Le aziende fanno pesare i costi per gli investimenti e il valore di attività con personale qualificato. Non vanno garantite? Sì, ma la salute è un bene primario e quindi deve essere protetta dallo Stato nei confronti del mercato. Il Servizio sanitario deve accogliere solo ciò che serve veramente per i pazienti. Se prevalesse la richiesta del valore terapeutico aggiunto, verrebbero approvati meno farmaci. Ma non sarebbe del tutto negativo neanche per l’industria: i suoi prodotti, prima di essere superati, avrebbero una vita più lunga. E i sistemi sanitari nazionali offrono un mercato garantito: quasi nessuno potrebbe comperare molti farmaci ai prezzi attuali.

Nel suo libro lei indica come priorità malattie rare, oncologia e politerapia. Perché? L’industria fa qualcosa, ma non può occuparsi solo delle ma-lattie rare perché i ritorni economici sono molto bassi. Potrebbe trovare spazio un’imprenditoria senza scopo di lucro, favorita dallo Stato. Sull’oncologia c’è bisogno di mettere ordine: tra i tanti prodotti resi disponibili, occorre più ricerca indipendente. Sulla politerapia non esistono studi, ma la popolazione anziana che assume più di un farmaco è in aumento, e le interazioni richiedono di essere studiate.

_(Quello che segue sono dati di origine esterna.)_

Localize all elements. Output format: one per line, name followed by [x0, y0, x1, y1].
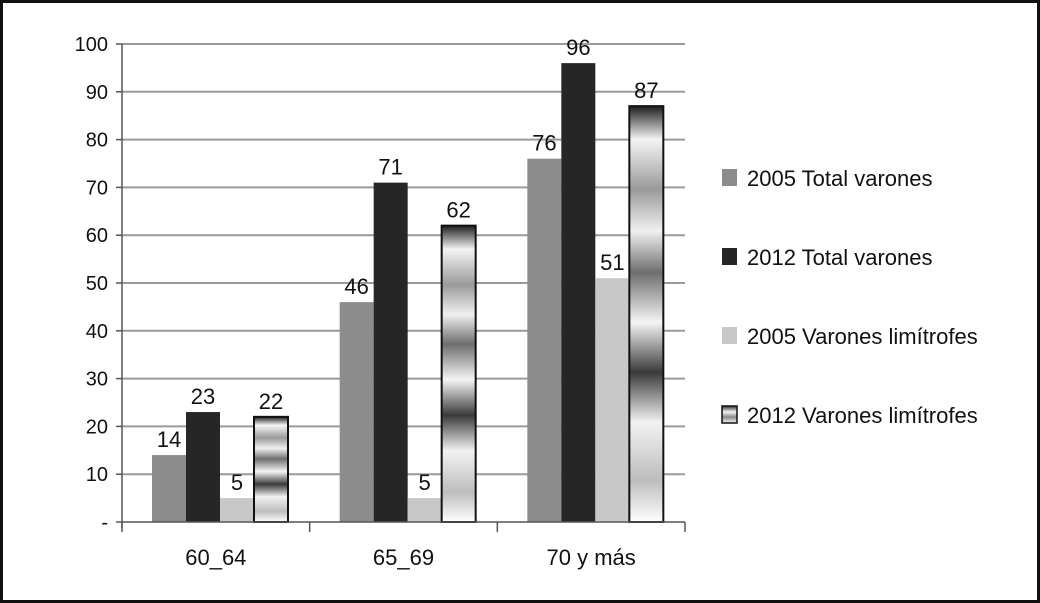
x-axis: 60_64 65_69 70 y más [121, 521, 686, 570]
legend-swatch [722, 169, 737, 186]
y-tick-label: - [101, 512, 108, 534]
bar [628, 105, 665, 523]
bar [253, 415, 289, 523]
data-label: 5 [231, 470, 243, 495]
data-label: 87 [634, 78, 658, 103]
y-axis: - 10 20 30 40 50 60 70 80 90 100 [75, 34, 123, 534]
y-tick-label: 80 [86, 130, 108, 152]
y-tick-label: 40 [86, 321, 108, 343]
legend-label: 2012 Varones limítrofes [747, 403, 978, 428]
bar [339, 302, 374, 522]
y-tick-label: 60 [86, 225, 108, 247]
legend-swatch [722, 248, 737, 265]
y-tick-label: 20 [86, 416, 108, 438]
legend-swatch [722, 327, 737, 344]
y-tick-label: 10 [86, 464, 108, 486]
bar [595, 278, 630, 522]
data-label: 96 [566, 35, 590, 60]
bar [373, 182, 408, 522]
data-label: 22 [259, 389, 283, 414]
y-tick-label: 30 [86, 369, 108, 391]
x-tick-label: 60_64 [185, 545, 246, 570]
data-label: 62 [446, 198, 470, 223]
y-tick-label: 100 [75, 34, 108, 56]
y-tick-label: 90 [86, 82, 108, 104]
bar [561, 63, 596, 523]
bar [407, 498, 442, 522]
bar [527, 158, 562, 522]
bars [152, 63, 665, 523]
data-label: 51 [600, 250, 624, 275]
bar [152, 455, 186, 522]
legend-label: 2005 Total varones [747, 166, 933, 191]
data-label: 14 [157, 427, 181, 452]
legend-swatch [721, 405, 738, 424]
x-tick-label: 70 y más [547, 545, 636, 570]
data-label: 46 [344, 274, 368, 299]
bar [186, 412, 220, 522]
data-label: 5 [419, 470, 431, 495]
data-label: 76 [532, 131, 556, 156]
data-labels: 14 23 5 22 46 71 5 62 76 96 51 87 [157, 35, 659, 495]
bar [440, 224, 477, 523]
y-tick-label: 70 [86, 177, 108, 199]
legend-label: 2005 Varones limítrofes [747, 324, 978, 349]
y-tick-label: 50 [86, 273, 108, 295]
bar [220, 498, 254, 522]
data-label: 23 [191, 384, 215, 409]
legend-label: 2012 Total varones [747, 245, 933, 270]
x-tick-label: 65_69 [373, 545, 434, 570]
data-label: 71 [378, 155, 402, 180]
legend: 2005 Total varones 2012 Total varones 2005… [721, 166, 978, 428]
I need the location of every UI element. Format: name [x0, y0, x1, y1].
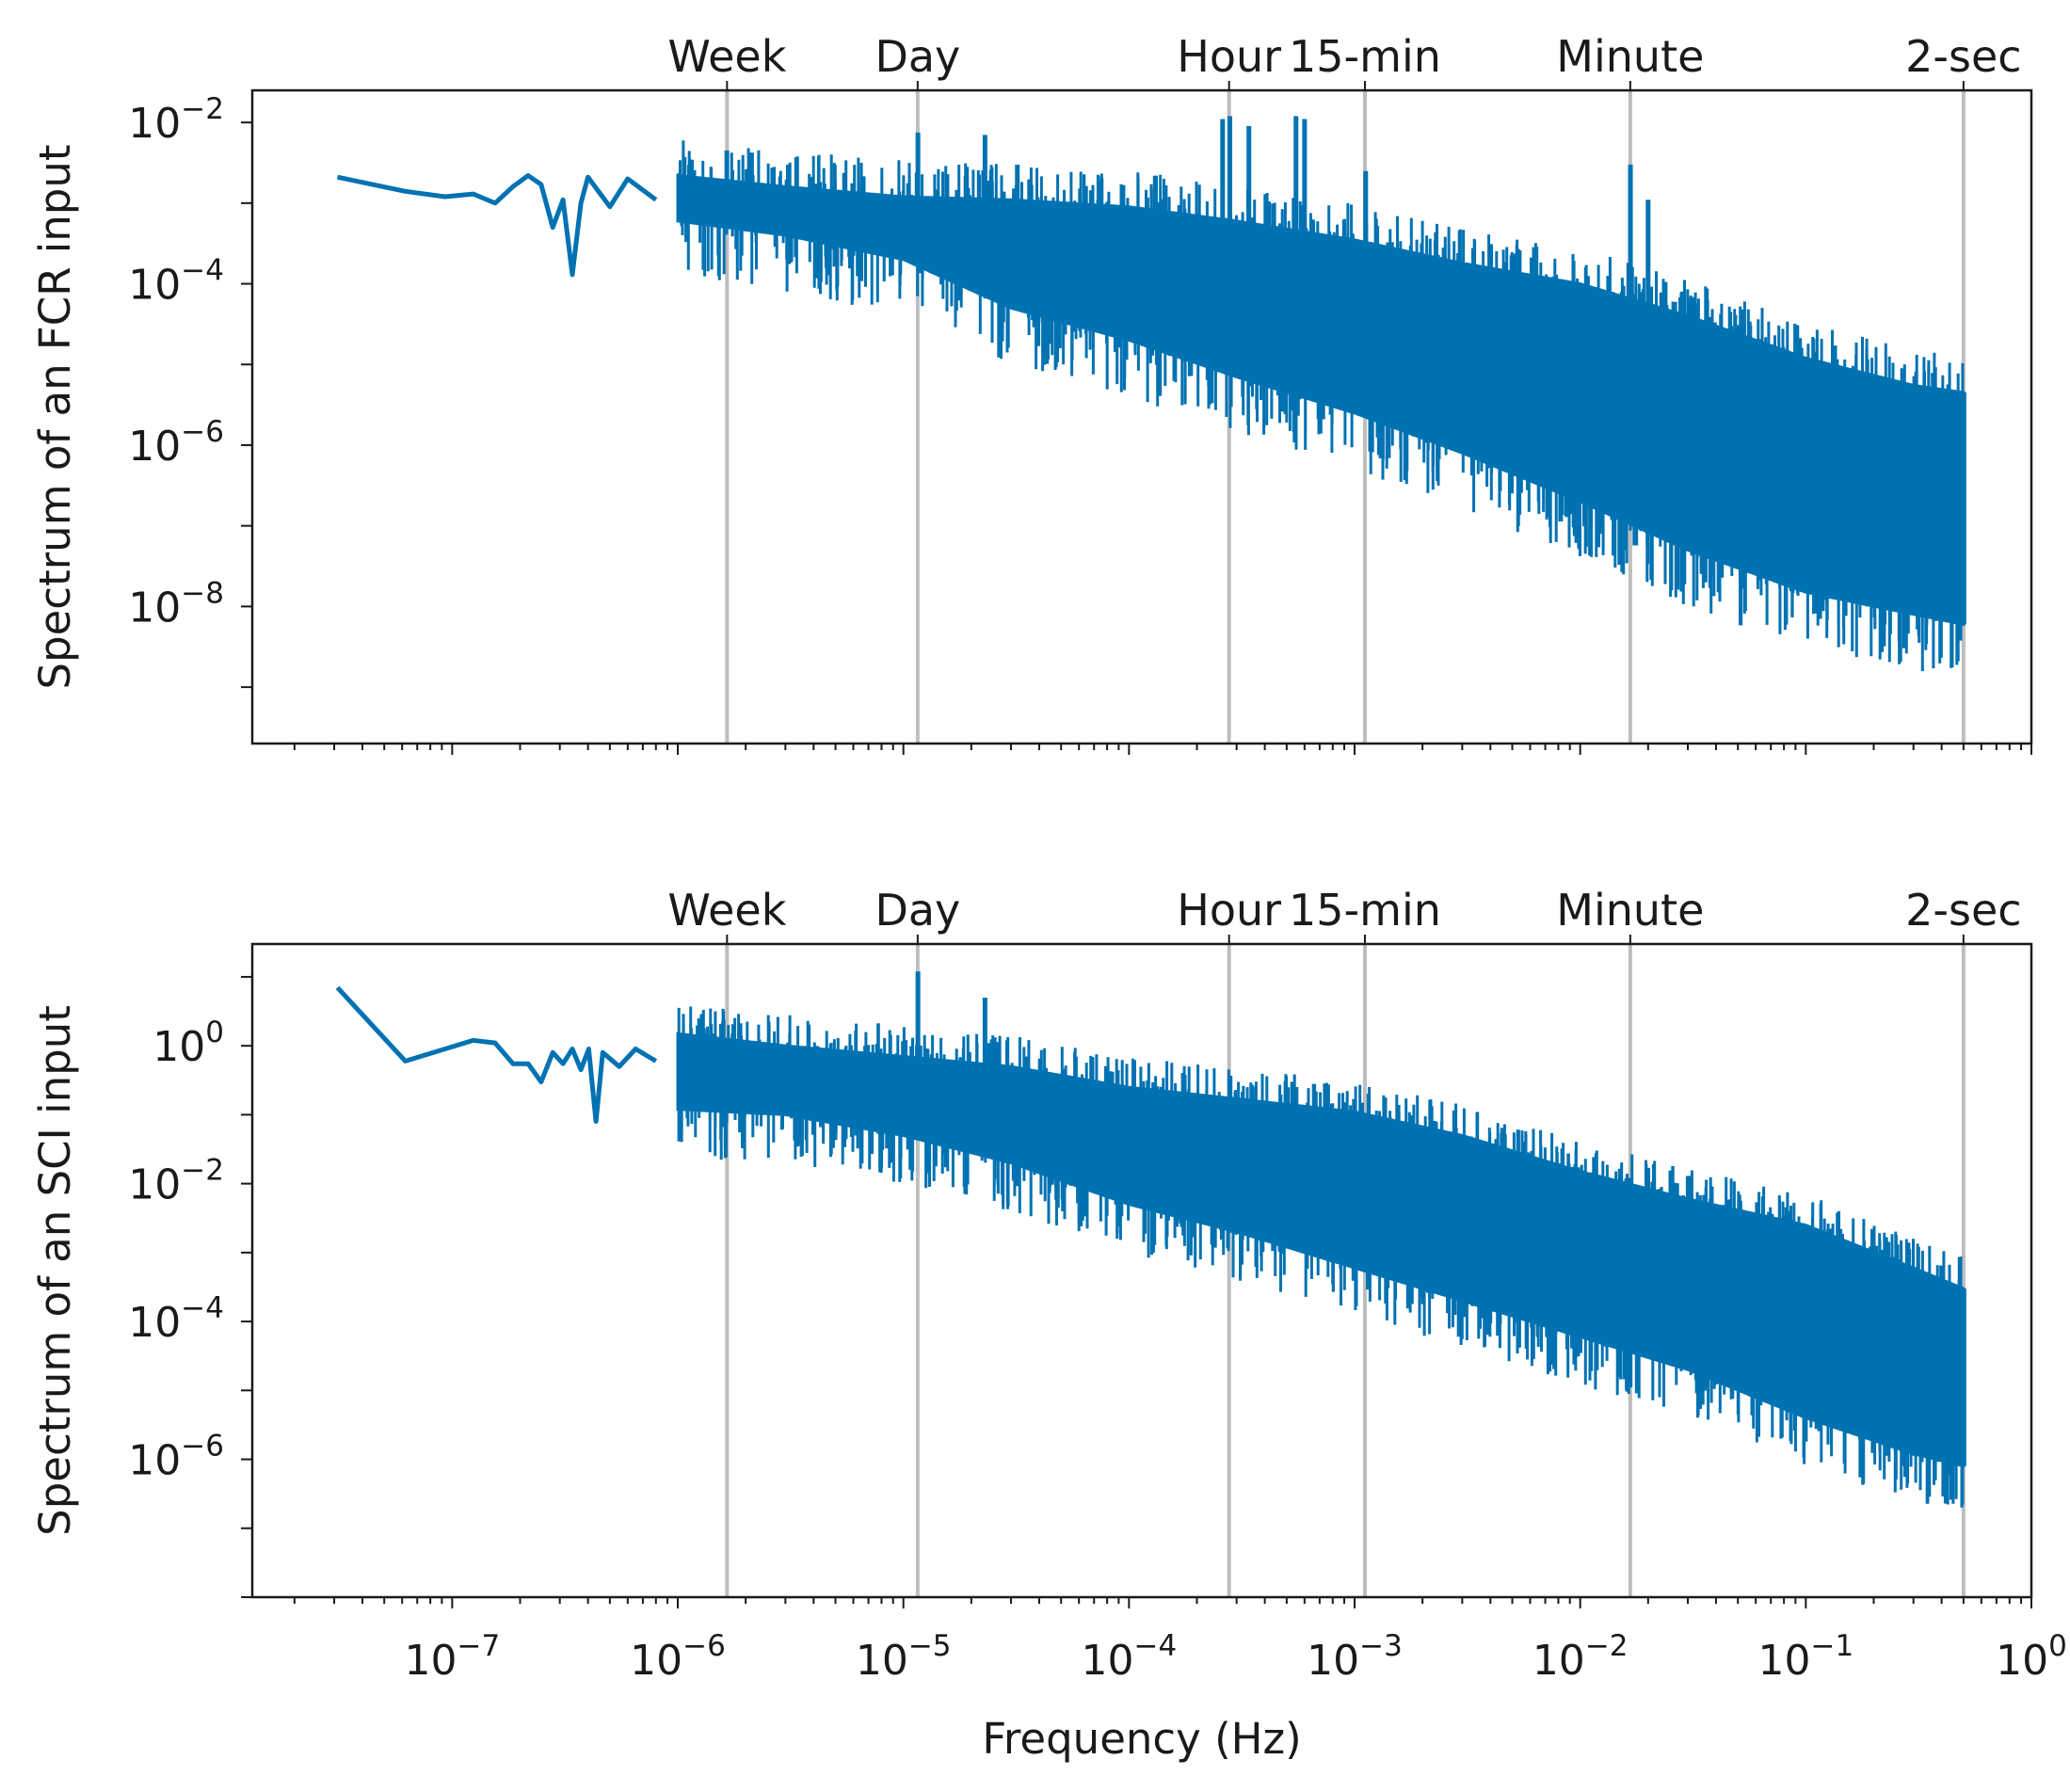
x-tick-label: 10−2 — [1532, 1629, 1629, 1685]
y-axis-label: Spectrum of an FCR input — [30, 144, 80, 689]
y-tick-label: 10−4 — [128, 1291, 224, 1347]
x-tick-label: 10−6 — [630, 1629, 726, 1685]
period-label-2-sec: 2-sec — [1905, 31, 2021, 82]
y-tick-label: 10−6 — [128, 415, 224, 471]
period-label-15-min: 15-min — [1289, 31, 1441, 82]
spectrum-line-lowfreq — [336, 173, 658, 278]
spectrum-series-0 — [336, 116, 1966, 672]
y-tick-label: 10−6 — [128, 1430, 224, 1485]
y-tick-label: 10−4 — [128, 254, 224, 310]
period-label-2-sec: 2-sec — [1905, 885, 2021, 936]
fcr-spectrum-panel: Week Day Hour 15-min Minute 2-sec 10−2 10−4 10−6… — [30, 31, 2033, 755]
x-tick-label: 100 — [1996, 1629, 2067, 1685]
spectrum-band — [676, 173, 1966, 627]
period-label-hour: Hour — [1177, 885, 1281, 936]
y-tick-label: 100 — [152, 1016, 224, 1071]
x-tick-label: 10−5 — [856, 1629, 952, 1685]
plot-frame — [250, 942, 2033, 1599]
x-tick-label: 10−1 — [1757, 1629, 1853, 1685]
period-label-day: Day — [875, 885, 960, 936]
x-tick-label: 10−3 — [1307, 1629, 1403, 1685]
period-label-minute: Minute — [1556, 31, 1704, 82]
spectrum-noise-spikes — [677, 1006, 1965, 1508]
y-axis-label: Spectrum of an SCI input — [30, 1005, 80, 1536]
period-label-day: Day — [875, 31, 960, 82]
x-axis-label: Frequency (Hz) — [982, 1714, 1301, 1764]
period-label-week: Week — [667, 885, 786, 936]
spectrum-series-1 — [335, 971, 1966, 1508]
spectrum-line-lowfreq — [335, 985, 658, 1124]
sci-spectrum-panel: Week Day Hour 15-min Minute 2-sec 100 10−2 10−4 1… — [30, 885, 2067, 1764]
y-tick-label: 10−2 — [128, 1154, 224, 1209]
period-label-15-min: 15-min — [1289, 885, 1441, 936]
y-tick-label: 10−8 — [128, 576, 224, 632]
period-label-week: Week — [667, 31, 786, 82]
x-tick-label: 10−4 — [1081, 1629, 1177, 1685]
y-tick-label: 10−2 — [128, 92, 224, 148]
spectrum-noise-spikes — [677, 140, 1965, 672]
x-tick-label: 10−7 — [405, 1629, 501, 1685]
plot-frame — [250, 88, 2033, 745]
period-label-hour: Hour — [1177, 31, 1281, 82]
period-label-minute: Minute — [1556, 885, 1704, 936]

I tumori inducono spesso i pazienti a fidarsi di terapie non convalidate. Come ovviare? Occorre fidarsi di più del metodo scientifico, frutto di un lungo percorso. Negli anni Cinquanta per approvare un farmaco bastavano 5 ricette di primari ospedalieri che indicavano che era attivo e non tossico. Oggi servono sperimentazioni, dai trialpre-clinici a quelli sull’animale, prima di passare all’uomo: un percorso serio, anche dal punto di vista etico. Se si sperimenta su uomini tra i 18 e i 50 anni ci saranno pochi effetti collaterali, ma se poi il farmaco verrà usato da chi ha più di 65 anni non si sa cosa succederà. Altri problemi pongono la scarsa disponibilità dei dati e la possibilità di ricerche indipendenti dall’industria per i farmaci sottoposti all’Ema. Dai vaccini a Stamina, perché i dati scientifici sono spesso ignorati? In Italia prevale la cultura umanistica: se si sbaglia su Virgilio si è messi alla berlina, ma se si confondono atomi con molecole nessuno fa una piega. E si presta fede a chiunque faccia promesse, senza chiedergli conto della fondatezza delle sue teorie. Manca – sin dalla scuola – la conoscenza dei fondamenti della cultura scientifica. Ma se devo decidere se vaccinarmi lo posso chiedere solo alla scienza: un’attività umana con i suoi errori, che però ha in sé una grande capacità di correggerli, perché non va avanti se non è riproducibile.